Elena Garro y el porvenir de sus recuerdos
Por Rosario Herrera Guido
Yo sólo soy memoria
y la memoria que de mí se tenga.
Elena Garro, Los recuerdos del porvenir.
No cabe duda que la novela c es un relato mítico y poético, escrito en un tiempo circular, espiral, pergeñado en presente perfecto, en un “habrá sido”, en un futuro que regresa como pasado, habla poética, que dice lo que siempre está sucediendo, cual palimpsesto del poder, eterno retorno de la repetición y la diferencia, donde al descarapelar una pintura encontramos a otros personajes pero sobre un mismo tema: el poder, con todo su espectáculo y sus miserias.
Al acercarse a la obra de Elena Garro, se comprende que Esther Seligson afirme que la infancia tiene el poder de la lámpara de Aladino, pues transfigura el mundo acorde a los deseos y la imaginación (Esther Seligson, “In Illo Tempore”, La fugacidad como método de la escritura, México, Plaza y Valdés, 1988:23), y al mismo tiempo se pregunte por qué con el paso de los años vamos perdiendo la infancia.

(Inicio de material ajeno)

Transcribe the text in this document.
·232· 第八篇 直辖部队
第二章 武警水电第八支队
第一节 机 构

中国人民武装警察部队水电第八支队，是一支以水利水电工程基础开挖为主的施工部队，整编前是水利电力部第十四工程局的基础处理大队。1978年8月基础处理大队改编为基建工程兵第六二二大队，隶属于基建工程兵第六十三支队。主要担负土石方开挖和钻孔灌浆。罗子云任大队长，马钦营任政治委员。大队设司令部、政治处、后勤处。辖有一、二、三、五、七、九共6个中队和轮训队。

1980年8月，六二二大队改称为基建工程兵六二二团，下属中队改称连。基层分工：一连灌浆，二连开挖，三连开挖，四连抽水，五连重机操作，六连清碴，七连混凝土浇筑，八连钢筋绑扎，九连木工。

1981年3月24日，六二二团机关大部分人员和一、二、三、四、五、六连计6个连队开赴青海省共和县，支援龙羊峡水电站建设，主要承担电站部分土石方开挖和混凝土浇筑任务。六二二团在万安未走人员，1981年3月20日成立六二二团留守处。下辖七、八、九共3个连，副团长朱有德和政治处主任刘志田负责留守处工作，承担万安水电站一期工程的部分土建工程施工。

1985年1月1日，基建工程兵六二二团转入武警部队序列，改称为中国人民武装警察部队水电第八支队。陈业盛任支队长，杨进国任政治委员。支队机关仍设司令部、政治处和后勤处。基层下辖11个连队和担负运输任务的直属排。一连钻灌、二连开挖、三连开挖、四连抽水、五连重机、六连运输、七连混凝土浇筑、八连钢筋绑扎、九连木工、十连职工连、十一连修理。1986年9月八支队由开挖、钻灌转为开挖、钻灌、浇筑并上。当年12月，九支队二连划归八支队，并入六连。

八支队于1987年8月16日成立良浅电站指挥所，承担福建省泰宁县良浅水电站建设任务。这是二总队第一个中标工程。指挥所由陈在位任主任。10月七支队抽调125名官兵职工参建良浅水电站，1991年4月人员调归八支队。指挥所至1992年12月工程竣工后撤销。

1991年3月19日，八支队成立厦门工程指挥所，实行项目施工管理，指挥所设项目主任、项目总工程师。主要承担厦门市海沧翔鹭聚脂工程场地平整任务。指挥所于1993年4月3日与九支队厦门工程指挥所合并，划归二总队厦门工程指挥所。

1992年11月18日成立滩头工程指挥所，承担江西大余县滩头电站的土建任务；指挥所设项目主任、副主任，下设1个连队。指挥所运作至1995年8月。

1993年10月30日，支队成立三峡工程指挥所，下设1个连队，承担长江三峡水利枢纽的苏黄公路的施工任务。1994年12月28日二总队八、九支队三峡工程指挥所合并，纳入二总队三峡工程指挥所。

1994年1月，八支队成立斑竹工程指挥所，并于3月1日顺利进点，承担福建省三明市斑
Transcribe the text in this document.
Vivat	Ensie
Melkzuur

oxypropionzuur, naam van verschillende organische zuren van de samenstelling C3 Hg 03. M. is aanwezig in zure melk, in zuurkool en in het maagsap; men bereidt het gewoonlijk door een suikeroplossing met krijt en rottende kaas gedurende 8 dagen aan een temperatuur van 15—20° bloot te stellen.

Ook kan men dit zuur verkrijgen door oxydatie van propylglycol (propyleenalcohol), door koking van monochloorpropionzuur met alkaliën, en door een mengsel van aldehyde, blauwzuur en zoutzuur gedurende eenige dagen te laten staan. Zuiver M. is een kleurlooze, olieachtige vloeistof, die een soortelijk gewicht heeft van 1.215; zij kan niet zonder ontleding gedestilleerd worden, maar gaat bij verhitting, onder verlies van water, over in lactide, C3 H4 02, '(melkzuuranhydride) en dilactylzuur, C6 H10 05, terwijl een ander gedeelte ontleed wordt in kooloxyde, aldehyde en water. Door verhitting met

Y es que la infancia es el tiempo que no pasa, el secreto de las palabras y las palabras secretas, la verdad de lo increíble, lo verosímil, el mundo de los sueños y los sueños del mundo, como una deslumbrante luminosidad. Las hadas son en realidad la proyección de la fantasía infantil, que con su varita mágica convierten en un sueño todo lo que tocan: “De niña, Señor Brunier, el tiempo corría como la música en las flautas. Entonces no hacía sino jugar, no esperaba…” (Elena Garro, La semana de colores, México, Universidad Veracruzana, 1964:67). El juego, rito cosmogónico, consagración de sueños y deseos, es libertad de la felicidad. El juego es el mundo de la infancia, el espejo de agua, el vuelo aéreo, el terruño originario, el fuego tentador y temible.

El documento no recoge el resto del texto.